Before doing the block processing, you can use the MEMORY function to see how much memory is already being used and how much is left available for any additional variables the block processing may need to create. If you can estimate the total amount of memory the block processing steps will need as a function of the block size, you can figure out how large the block size can be before you run out of available memory. This may be easier said than done, since I don't know exactly how you are doing the block processing.

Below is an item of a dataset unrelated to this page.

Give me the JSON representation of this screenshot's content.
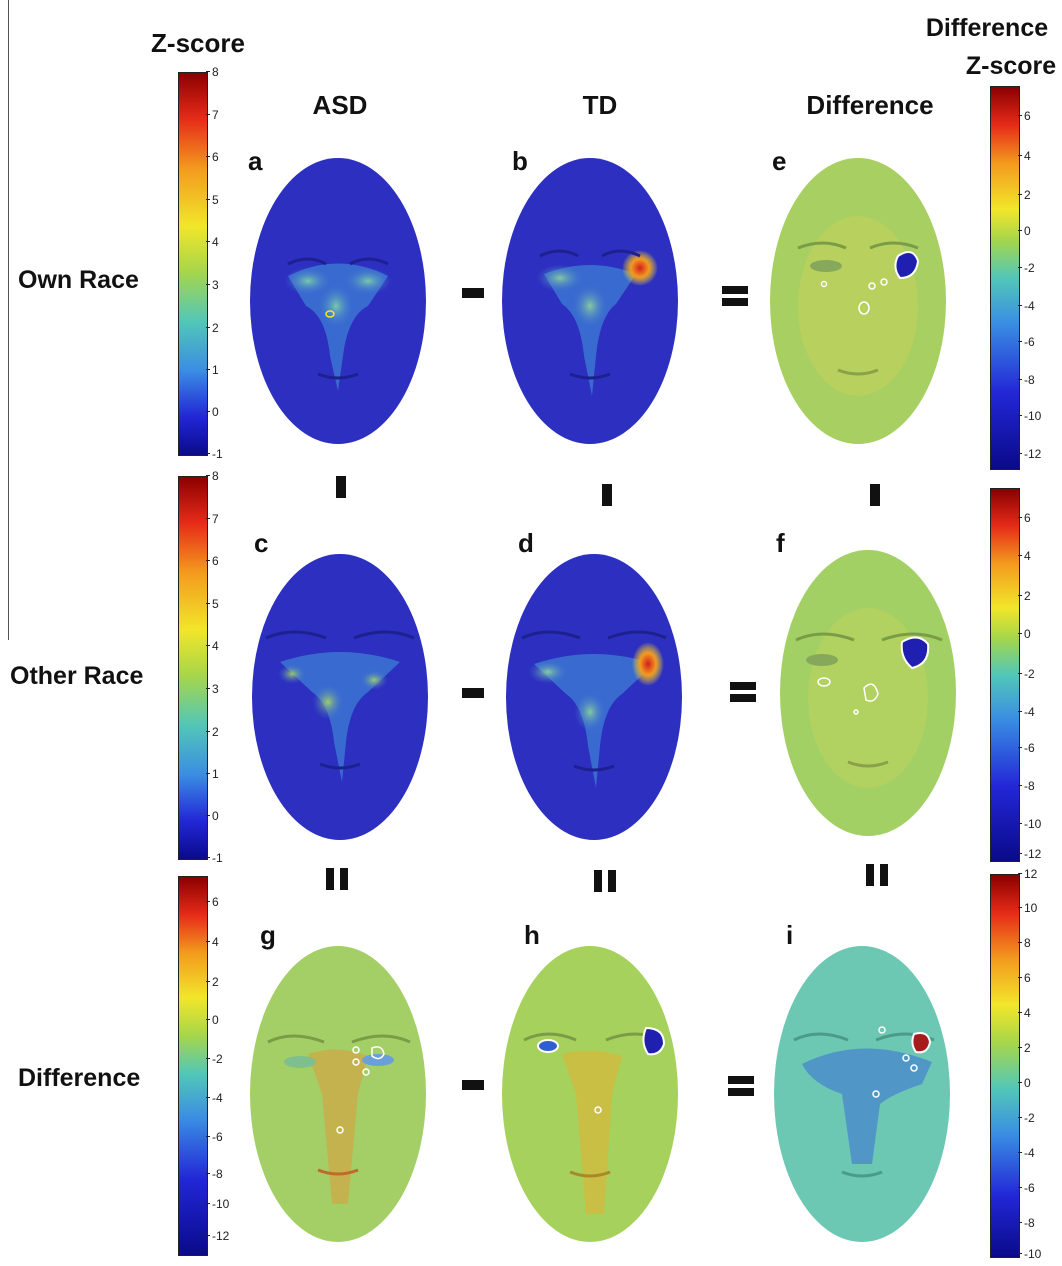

Here's a simple example. I'll start by clearing the workspace and creating 2 large matrices:
>> clear all
>> mat1 = zeros(8000); %# An 8000-by-8000 matrix of doubles
>> mat2 = zeros(8000); %# Another 8000-by-8000 matrix of doubles
Now, let's say I know I will have to allocate an
N-by-N matrix of doubles, which will require
8*N*N bytes of memory (8 bytes per double). I can do the following to find out how large I can make
>> uV = memory %# Get the memory statistics
>> maxN = floor(sqrt(uV.MaxPossibleArrayBytes/8)) %# Compute the maximum N
>> mat3 = ones(maxN); %# Works fine
>> mat3 = ones(maxN+1); %# Tanks! Too large!
??? Out of memory. Type HELP MEMORY for your options.
If you are routinely having trouble with running out of memory, here are a couple of things you can do:
- Use single precision (or integer types) for large matrices instead of the default double precision.
- Be sure to clear variables you don't need anymore (especially if they are large).